Auch die grüne Bundestagsabgeordnete Nyke Slawik freut sich darüber, dass die bisher für eine Änderung des Geschlechtseintrags notwendigen psychologischen Gutachten sowie Gerichtsverfahren wegfallen werden. Sie sieht aber auch Nachbesserungsbedarf. So soll laut bisherigem Gesetzentwurf der männliche Geschlechtseintrag nicht geändert werden können, wenn der Änderungsantrag im unmittelbaren zeitlichen Zusammenhang mit einem Spannungs- oder Verteidigungsfall gestellt wird.

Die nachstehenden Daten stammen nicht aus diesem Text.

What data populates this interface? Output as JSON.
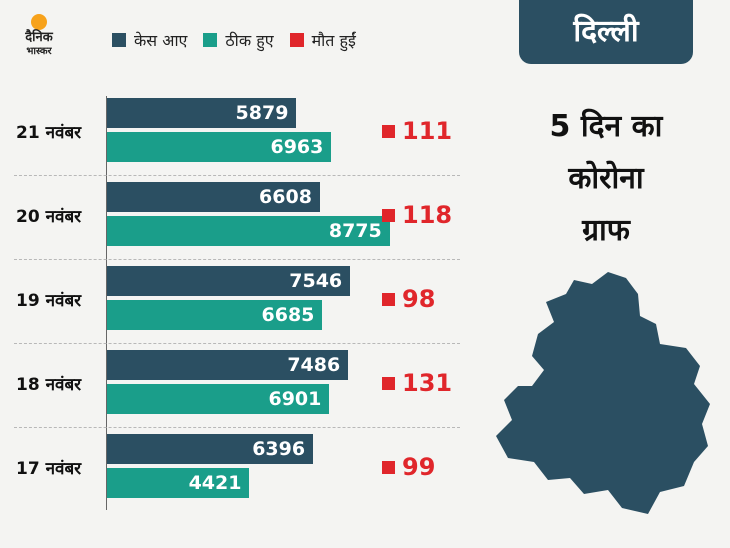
{
  "logo": {
    "line1": "दैनिक",
    "line2": "भास्कर"
  },
  "legend": [
    {
      "label": "केस आए",
      "color": "#2b4f62"
    },
    {
      "label": "ठीक हुए",
      "color": "#1a9e8a"
    },
    {
      "label": "मौत हुईं",
      "color": "#e0262b"
    }
  ],
  "header": {
    "title": "दिल्ली",
    "subtitle_lines": [
      "5 दिन का",
      "कोरोना",
      "ग्राफ"
    ]
  },
  "colors": {
    "cases": "#2b4f62",
    "recovered": "#1a9e8a",
    "deaths": "#e0262b",
    "title_bg": "#2b4f62"
  },
  "map_icon": "delhi-map-icon",
  "chart_data": {
    "type": "bar",
    "orientation": "horizontal",
    "title": "दिल्ली 5 दिन का कोरोना ग्राफ",
    "categories": [
      "21 नवंबर",
      "20 नवंबर",
      "19 नवंबर",
      "18 नवंबर",
      "17 नवंबर"
    ],
    "series": [
      {
        "name": "केस आए",
        "values": [
          5879,
          6608,
          7546,
          7486,
          6396
        ]
      },
      {
        "name": "ठीक हुए",
        "values": [
          6963,
          8775,
          6685,
          6901,
          4421
        ]
      },
      {
        "name": "मौत हुईं",
        "values": [
          111,
          118,
          98,
          131,
          99
        ]
      }
    ],
    "xlim": [
      0,
      9000
    ],
    "grid": false,
    "legend_position": "top"
  }
}
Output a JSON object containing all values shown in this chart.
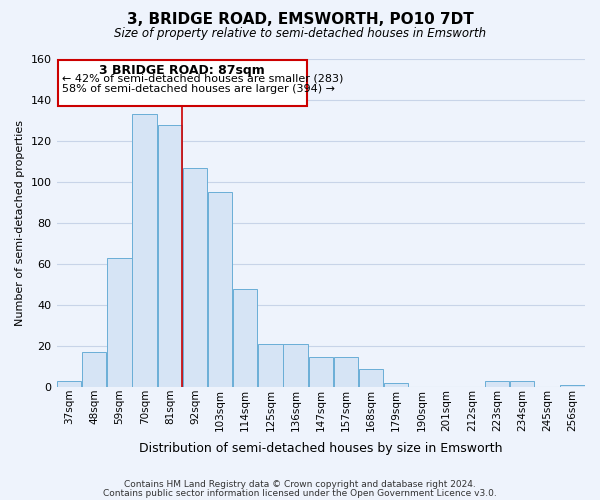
{
  "title": "3, BRIDGE ROAD, EMSWORTH, PO10 7DT",
  "subtitle": "Size of property relative to semi-detached houses in Emsworth",
  "xlabel": "Distribution of semi-detached houses by size in Emsworth",
  "ylabel": "Number of semi-detached properties",
  "bar_labels": [
    "37sqm",
    "48sqm",
    "59sqm",
    "70sqm",
    "81sqm",
    "92sqm",
    "103sqm",
    "114sqm",
    "125sqm",
    "136sqm",
    "147sqm",
    "157sqm",
    "168sqm",
    "179sqm",
    "190sqm",
    "201sqm",
    "212sqm",
    "223sqm",
    "234sqm",
    "245sqm",
    "256sqm"
  ],
  "bar_values": [
    3,
    17,
    63,
    133,
    128,
    107,
    95,
    48,
    21,
    21,
    15,
    15,
    9,
    2,
    0,
    0,
    0,
    3,
    3,
    0,
    1
  ],
  "bar_color": "#d6e4f5",
  "bar_edge_color": "#6aaed6",
  "reference_label": "3 BRIDGE ROAD: 87sqm",
  "pct_smaller": 42,
  "n_smaller": 283,
  "pct_larger": 58,
  "n_larger": 394,
  "ylim": [
    0,
    160
  ],
  "yticks": [
    0,
    20,
    40,
    60,
    80,
    100,
    120,
    140,
    160
  ],
  "footer1": "Contains HM Land Registry data © Crown copyright and database right 2024.",
  "footer2": "Contains public sector information licensed under the Open Government Licence v3.0.",
  "bg_color": "#eef3fc",
  "plot_bg_color": "#eef3fc",
  "grid_color": "#c8d4e8",
  "annotation_box_color": "#ffffff",
  "annotation_box_edge": "#cc0000",
  "ref_line_color": "#cc0000"
}
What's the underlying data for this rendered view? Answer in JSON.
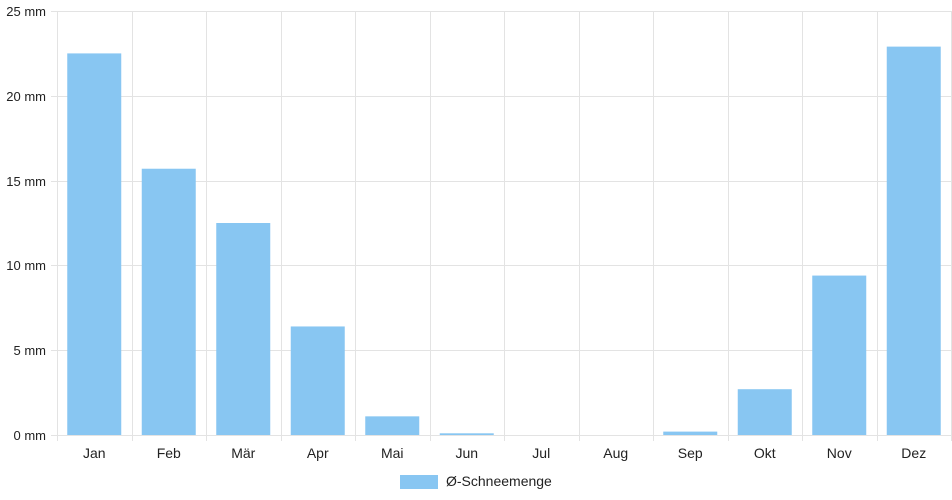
{
  "chart_data": {
    "type": "bar",
    "categories": [
      "Jan",
      "Feb",
      "Mär",
      "Apr",
      "Mai",
      "Jun",
      "Jul",
      "Aug",
      "Sep",
      "Okt",
      "Nov",
      "Dez"
    ],
    "series": [
      {
        "name": "Ø-Schneemenge",
        "values": [
          22.5,
          15.7,
          12.5,
          6.4,
          1.1,
          0.1,
          0,
          0,
          0.2,
          2.7,
          9.4,
          22.9
        ],
        "color": "#88c6f2"
      }
    ],
    "ylim": [
      0,
      25
    ],
    "yticks": [
      0,
      5,
      10,
      15,
      20,
      25
    ],
    "ytick_labels": [
      "0 mm",
      "5 mm",
      "10 mm",
      "15 mm",
      "20 mm",
      "25 mm"
    ],
    "grid": true,
    "legend": "bottom",
    "title": "",
    "xlabel": "",
    "ylabel": ""
  }
}
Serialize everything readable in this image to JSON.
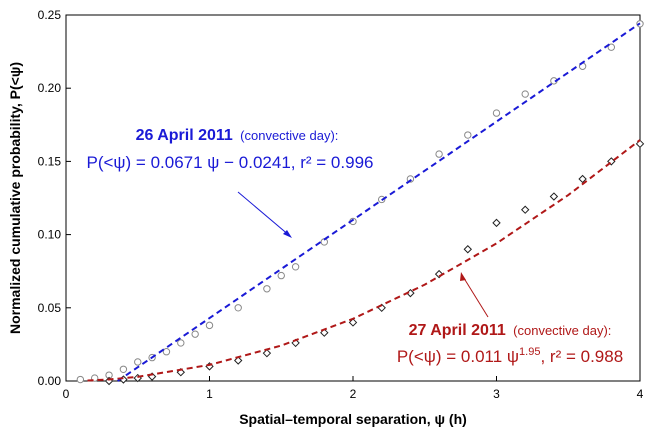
{
  "chart_data": {
    "type": "scatter",
    "xlabel": "Spatial–temporal separation, ψ (h)",
    "ylabel": "Normalized cumulative probability, P(<ψ)",
    "xlim": [
      0,
      4
    ],
    "xticks": [
      0,
      1,
      2,
      3,
      4
    ],
    "ylim": [
      0,
      0.25
    ],
    "yticks": [
      {
        "value": 0,
        "label": "0.00"
      },
      {
        "value": 0.05,
        "label": "0.05"
      },
      {
        "value": 0.1,
        "label": "0.10"
      },
      {
        "value": 0.15,
        "label": "0.15"
      },
      {
        "value": 0.2,
        "label": "0.20"
      },
      {
        "value": 0.25,
        "label": "0.25"
      }
    ],
    "series": [
      {
        "name": "26 April 2011",
        "color": "#888888",
        "marker": "circle",
        "x": [
          0.1,
          0.2,
          0.3,
          0.4,
          0.5,
          0.6,
          0.7,
          0.8,
          0.9,
          1.0,
          1.2,
          1.4,
          1.5,
          1.6,
          1.8,
          2.0,
          2.2,
          2.4,
          2.6,
          2.8,
          3.0,
          3.2,
          3.4,
          3.6,
          3.8,
          4.0
        ],
        "values": [
          0.001,
          0.002,
          0.004,
          0.008,
          0.013,
          0.016,
          0.02,
          0.026,
          0.032,
          0.038,
          0.05,
          0.063,
          0.072,
          0.078,
          0.095,
          0.109,
          0.124,
          0.138,
          0.155,
          0.168,
          0.183,
          0.196,
          0.205,
          0.215,
          0.228,
          0.244
        ]
      },
      {
        "name": "27 April 2011",
        "color": "#222222",
        "marker": "diamond",
        "x": [
          0.3,
          0.4,
          0.5,
          0.6,
          0.8,
          1.0,
          1.2,
          1.4,
          1.6,
          1.8,
          2.0,
          2.2,
          2.4,
          2.6,
          2.8,
          3.0,
          3.2,
          3.4,
          3.6,
          3.8,
          4.0
        ],
        "values": [
          0.0,
          0.001,
          0.002,
          0.003,
          0.006,
          0.01,
          0.014,
          0.019,
          0.026,
          0.033,
          0.04,
          0.05,
          0.06,
          0.073,
          0.09,
          0.108,
          0.117,
          0.126,
          0.138,
          0.15,
          0.162
        ]
      }
    ],
    "fits": [
      {
        "color": "#1a1ad6",
        "x": [
          0.36,
          4.0
        ],
        "values": [
          0,
          0.2443
        ]
      },
      {
        "color": "#b01818",
        "x": [
          0.15,
          0.3,
          0.5,
          1.0,
          1.5,
          2.0,
          2.5,
          3.0,
          3.5,
          4.0
        ],
        "values": [
          0.0003,
          0.00105,
          0.00285,
          0.011,
          0.0242,
          0.0425,
          0.0658,
          0.094,
          0.127,
          0.1646
        ]
      }
    ],
    "annotations": [
      {
        "title": "26 April 2011",
        "note": "(convective day):",
        "equation": "P(<ψ) = 0.0671 ψ − 0.0241, r² = 0.996",
        "color": "#1a1ad6"
      },
      {
        "title": "27 April 2011",
        "note": "(convective day):",
        "equation": "P(<ψ) = 0.011 ψ",
        "sup": "1.95",
        "equation_end": ", r² = 0.988",
        "color": "#b01818"
      }
    ]
  }
}
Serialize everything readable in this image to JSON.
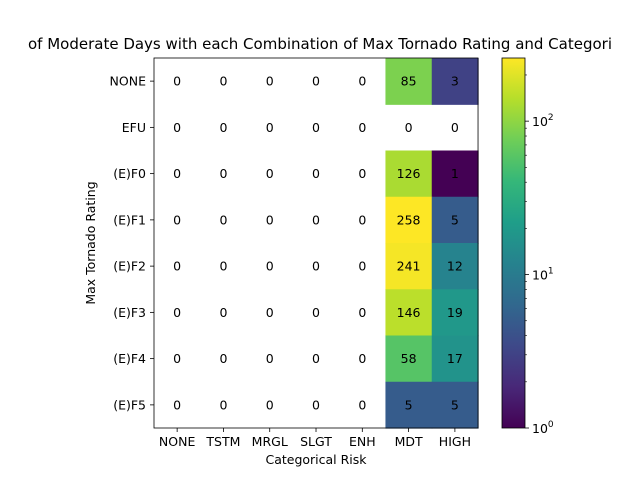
{
  "chart_data": {
    "type": "heatmap",
    "title": "of Moderate Days with each Combination of Max Tornado Rating and Categori",
    "xlabel": "Categorical Risk",
    "ylabel": "Max Tornado Rating",
    "x_categories": [
      "NONE",
      "TSTM",
      "MRGL",
      "SLGT",
      "ENH",
      "MDT",
      "HIGH"
    ],
    "y_categories": [
      "NONE",
      "EFU",
      "(E)F0",
      "(E)F1",
      "(E)F2",
      "(E)F3",
      "(E)F4",
      "(E)F5"
    ],
    "values": [
      [
        0,
        0,
        0,
        0,
        0,
        85,
        3
      ],
      [
        0,
        0,
        0,
        0,
        0,
        0,
        0
      ],
      [
        0,
        0,
        0,
        0,
        0,
        126,
        1
      ],
      [
        0,
        0,
        0,
        0,
        0,
        258,
        5
      ],
      [
        0,
        0,
        0,
        0,
        0,
        241,
        12
      ],
      [
        0,
        0,
        0,
        0,
        0,
        146,
        19
      ],
      [
        0,
        0,
        0,
        0,
        0,
        58,
        17
      ],
      [
        0,
        0,
        0,
        0,
        0,
        5,
        5
      ]
    ],
    "color_scale": "log",
    "colormap": "viridis",
    "colorbar": {
      "range": [
        1,
        258
      ],
      "ticks": [
        {
          "value": 1,
          "base": "10",
          "exp": "0"
        },
        {
          "value": 10,
          "base": "10",
          "exp": "1"
        },
        {
          "value": 100,
          "base": "10",
          "exp": "2"
        }
      ]
    },
    "grid": false
  }
}
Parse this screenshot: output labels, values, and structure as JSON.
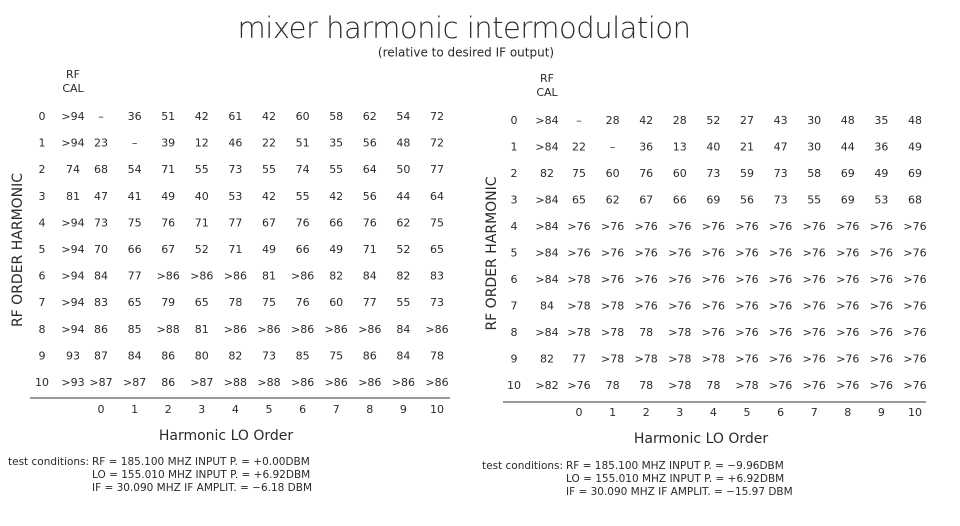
{
  "title": "mixer harmonic intermodulation",
  "subtitle": "(relative to desired IF output)",
  "tables": [
    {
      "rf_cal_label": [
        "RF",
        "CAL"
      ],
      "y_label": "RF ORDER HARMONIC",
      "x_label": "Harmonic LO Order",
      "column_headers": [
        0,
        1,
        2,
        3,
        4,
        5,
        6,
        7,
        8,
        9,
        10
      ],
      "rows": [
        {
          "order": 0,
          "cells": [
            ">94",
            "–",
            "36",
            "51",
            "42",
            "61",
            "42",
            "60",
            "58",
            "62",
            "54",
            "72"
          ]
        },
        {
          "order": 1,
          "cells": [
            ">94",
            "23",
            "–",
            "39",
            "12",
            "46",
            "22",
            "51",
            "35",
            "56",
            "48",
            "72"
          ]
        },
        {
          "order": 2,
          "cells": [
            "74",
            "68",
            "54",
            "71",
            "55",
            "73",
            "55",
            "74",
            "55",
            "64",
            "50",
            "77"
          ]
        },
        {
          "order": 3,
          "cells": [
            "81",
            "47",
            "41",
            "49",
            "40",
            "53",
            "42",
            "55",
            "42",
            "56",
            "44",
            "64"
          ]
        },
        {
          "order": 4,
          "cells": [
            ">94",
            "73",
            "75",
            "76",
            "71",
            "77",
            "67",
            "76",
            "66",
            "76",
            "62",
            "75"
          ]
        },
        {
          "order": 5,
          "cells": [
            ">94",
            "70",
            "66",
            "67",
            "52",
            "71",
            "49",
            "66",
            "49",
            "71",
            "52",
            "65"
          ]
        },
        {
          "order": 6,
          "cells": [
            ">94",
            "84",
            "77",
            ">86",
            ">86",
            ">86",
            "81",
            ">86",
            "82",
            "84",
            "82",
            "83"
          ]
        },
        {
          "order": 7,
          "cells": [
            ">94",
            "83",
            "65",
            "79",
            "65",
            "78",
            "75",
            "76",
            "60",
            "77",
            "55",
            "73"
          ]
        },
        {
          "order": 8,
          "cells": [
            ">94",
            "86",
            "85",
            ">88",
            "81",
            ">86",
            ">86",
            ">86",
            ">86",
            ">86",
            "84",
            ">86"
          ]
        },
        {
          "order": 9,
          "cells": [
            "93",
            "87",
            "84",
            "86",
            "80",
            "82",
            "73",
            "85",
            "75",
            "86",
            "84",
            "78"
          ]
        },
        {
          "order": 10,
          "cells": [
            ">93",
            ">87",
            ">87",
            "86",
            ">87",
            ">88",
            ">88",
            ">86",
            ">86",
            ">86",
            ">86",
            ">86"
          ]
        }
      ],
      "test_conditions": {
        "label": "test conditions:",
        "lines": [
          "RF = 185.100 MHZ INPUT P. = +0.00DBM",
          "LO = 155.010 MHZ INPUT P. = +6.92DBM",
          "IF = 30.090 MHZ IF AMPLIT. = −6.18 DBM"
        ]
      }
    },
    {
      "rf_cal_label": [
        "RF",
        "CAL"
      ],
      "y_label": "RF ORDER HARMONIC",
      "x_label": "Harmonic LO Order",
      "column_headers": [
        0,
        1,
        2,
        3,
        4,
        5,
        6,
        7,
        8,
        9,
        10
      ],
      "rows": [
        {
          "order": 0,
          "cells": [
            ">84",
            "–",
            "28",
            "42",
            "28",
            "52",
            "27",
            "43",
            "30",
            "48",
            "35",
            "48"
          ]
        },
        {
          "order": 1,
          "cells": [
            ">84",
            "22",
            "–",
            "36",
            "13",
            "40",
            "21",
            "47",
            "30",
            "44",
            "36",
            "49"
          ]
        },
        {
          "order": 2,
          "cells": [
            "82",
            "75",
            "60",
            "76",
            "60",
            "73",
            "59",
            "73",
            "58",
            "69",
            "49",
            "69"
          ]
        },
        {
          "order": 3,
          "cells": [
            ">84",
            "65",
            "62",
            "67",
            "66",
            "69",
            "56",
            "73",
            "55",
            "69",
            "53",
            "68"
          ]
        },
        {
          "order": 4,
          "cells": [
            ">84",
            ">76",
            ">76",
            ">76",
            ">76",
            ">76",
            ">76",
            ">76",
            ">76",
            ">76",
            ">76",
            ">76"
          ]
        },
        {
          "order": 5,
          "cells": [
            ">84",
            ">76",
            ">76",
            ">76",
            ">76",
            ">76",
            ">76",
            ">76",
            ">76",
            ">76",
            ">76",
            ">76"
          ]
        },
        {
          "order": 6,
          "cells": [
            ">84",
            ">78",
            ">76",
            ">76",
            ">76",
            ">76",
            ">76",
            ">76",
            ">76",
            ">76",
            ">76",
            ">76"
          ]
        },
        {
          "order": 7,
          "cells": [
            "84",
            ">78",
            ">78",
            ">76",
            ">76",
            ">76",
            ">76",
            ">76",
            ">76",
            ">76",
            ">76",
            ">76"
          ]
        },
        {
          "order": 8,
          "cells": [
            ">84",
            ">78",
            ">78",
            "78",
            ">78",
            ">76",
            ">76",
            ">76",
            ">76",
            ">76",
            ">76",
            ">76"
          ]
        },
        {
          "order": 9,
          "cells": [
            "82",
            "77",
            ">78",
            ">78",
            ">78",
            ">78",
            ">76",
            ">76",
            ">76",
            ">76",
            ">76",
            ">76"
          ]
        },
        {
          "order": 10,
          "cells": [
            ">82",
            ">76",
            "78",
            "78",
            ">78",
            "78",
            ">78",
            ">76",
            ">76",
            ">76",
            ">76",
            ">76"
          ]
        }
      ],
      "test_conditions": {
        "label": "test conditions:",
        "lines": [
          "RF = 185.100 MHZ INPUT P. = −9.96DBM",
          "LO = 155.010 MHZ INPUT P. = +6.92DBM",
          "IF = 30.090 MHZ IF AMPLIT. = −15.97 DBM"
        ]
      }
    }
  ]
}
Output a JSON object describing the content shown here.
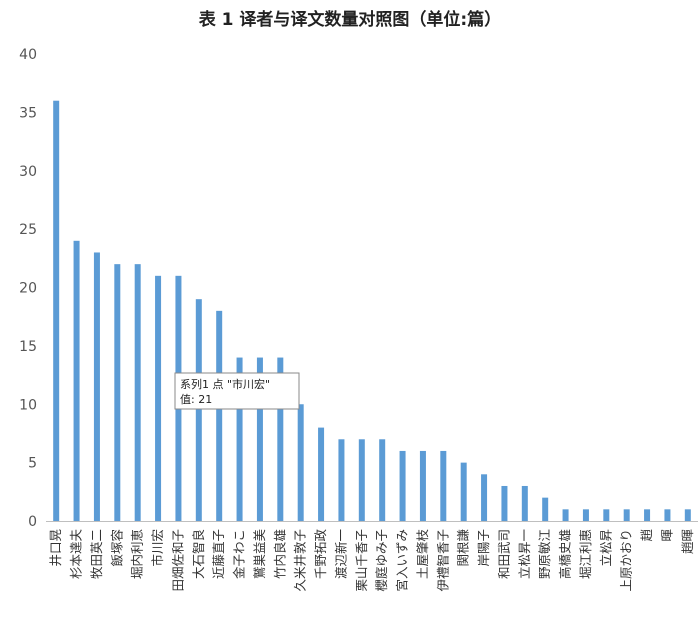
{
  "chart_data": {
    "type": "bar",
    "title": "表 1 译者与译文数量对照图（单位:篇）",
    "xlabel": "",
    "ylabel": "",
    "ylim": [
      0,
      40
    ],
    "yticks": [
      0,
      5,
      10,
      15,
      20,
      25,
      30,
      35,
      40
    ],
    "grid": false,
    "legend": "none",
    "bar_color": "#5B9BD5",
    "categories": [
      "井口晃",
      "杉本達夫",
      "牧田英二",
      "飯塚容",
      "堀内利恵",
      "市川宏",
      "田畑佐和子",
      "大石智良",
      "近藤直子",
      "金子わこ",
      "鷲巣益美",
      "竹内良雄",
      "久米井敦子",
      "千野拓政",
      "渡辺新一",
      "栗山千香子",
      "櫻庭ゆみ子",
      "宮入いずみ",
      "土屋肇枝",
      "伊禮智香子",
      "関根謙",
      "岸陽子",
      "和田武司",
      "立松昇一",
      "野原敏江",
      "高橋史雄",
      "堀江利惠",
      "立松昇",
      "上原かおり",
      "趙",
      "暉",
      "趙暉"
    ],
    "series": [
      {
        "values": [
          36,
          24,
          23,
          22,
          22,
          21,
          21,
          19,
          18,
          14,
          14,
          14,
          10,
          8,
          7,
          7,
          7,
          6,
          6,
          6,
          5,
          4,
          3,
          3,
          2,
          1,
          1,
          1,
          1,
          1,
          1,
          1
        ]
      }
    ],
    "tooltip": {
      "line1": "系列1 点 \"市川宏\"",
      "line2": "值: 21"
    }
  }
}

Verteidigung versus Selbstbestimmung

Damit soll die „Verteidigungsfähigkeit“ sichergestellt werden. Auch dann aber müsse es „nach wie vor Möglichkeiten geben, das Recht auf Selbstbestimmung, die unter anderem unser Grundgesetz fordert, in Anspruch zu nehmen“, sagte Slawik der taz.

Auch müsse es anders als bislang vorgesehen weiterhin möglich sein, nur den Namen oder nur den Geschlechtseintrag zu ändern. Der Entwurf sieht zudem eine Änderung beim Eintrag der Eltern in Geburtsurkunden vor, eine Zwischenlösung bis zur ebenfalls anstehenden Reform des Abstammungsrechts. Slawik kritisierte diese Regelung als „halbgar“, stattdessen brauche es für Betroffene endlich Rechtssicherheit.

Der Queerbeauftragte der Bundesregierung, Sven Lehmann (Grüne) hatte zuletzt betont, dass er auf Nachbesserungen im parlamentarischen Verfahren hoffe – etwa beim sogenannten Hausrechtsparagraphen. Demnach sollen Betreiber_innen von Frauensaunen selbst entscheiden können, wer Zutritt bekommt. Auch die Antidiskriminierungsbeauftragte des Bundes, Ferda Ataman, äußerte diesbezüglich mehrfach Kritik. Slawik sagte, solche Passagen würden bei Betroffenen „das Gefühl hinterlassen, ihnen werde dennoch weiterhin misstraut“ werde.

Union fordert höhere Hürden

In der Opposition sieht man das Gesetz aus unterschiedlichen Gründen kritisch: Während die AfD mit transfeindlichem Hass Wahlkampf macht, geht der Linkspartei der bisherige Entwurf nicht weit genug.

Die Union wiederum will an einer Nachweispflicht festhalten: „Für uns von der Unionsfraktion steht fest, dass es zwingend gewisse Voraussetzungen für einen Wechsel des Geschlechtseintrags geben muss“, so Mareike Wulf (CDU). Die bisherigen Hürden sollten trotzdem abgesenkt werden. „So käme etwa für erwachsene Menschen eine Beratungsverpflichtung statt einer medizinischen Begutachtung infrage“, so Wulf.

Zum Selbstbestimmungsgesetz hatte die Bundesregierung 54 Stellungnahmen veröffentlicht. Im August wurde es im Kabinett beschlossen. Viele Verbände sehen ihre Kritik jedoch nicht zur Genüge wahrgenommen. So betonte Kalle Hümpfner vom Bundesverband Trans*, der Gesetzentwurf bleibe „weit hinter den ursprünglichen Erwartungen zurück“. Es bestehe „dringender Nachbesserungsbedarf“, damit das Selbstbestimmungsgesetz seinem Namen gerecht werde, so Hümpfner.

Aktivist_innen des Bündnisses „Selbstbestimmung Selbst Gemacht“ protestierten am Sonntag in Berlin für ein diskriminierungsfreies Selbstbestimmungsgesetz. Das Bündnis hat einen eigenen Entwurf für ein Selbstbestimmungsgesetz verfasst, das unter anderem niedrigere Altersgrenzen sowie einen Entschädigungsfonds für Opfer des Transsexuellengesetz vorsieht. Dieser ist Teil des Koalitionsvertrags, die Bundesregierung will das Thema aber losgelöst vom Selbstbestimmungsgesetz angehen. Auch parallel zur Lesung am Mittwoch soll es eine Demonstration geben.

Hinweis: In einer früheren Version des Artikels hieß es, bis zum Mai seien 54 Stellungnahmen eingegangen. Das ist nicht korrekt. Wir haben die entsprechende Stelle präzisiert.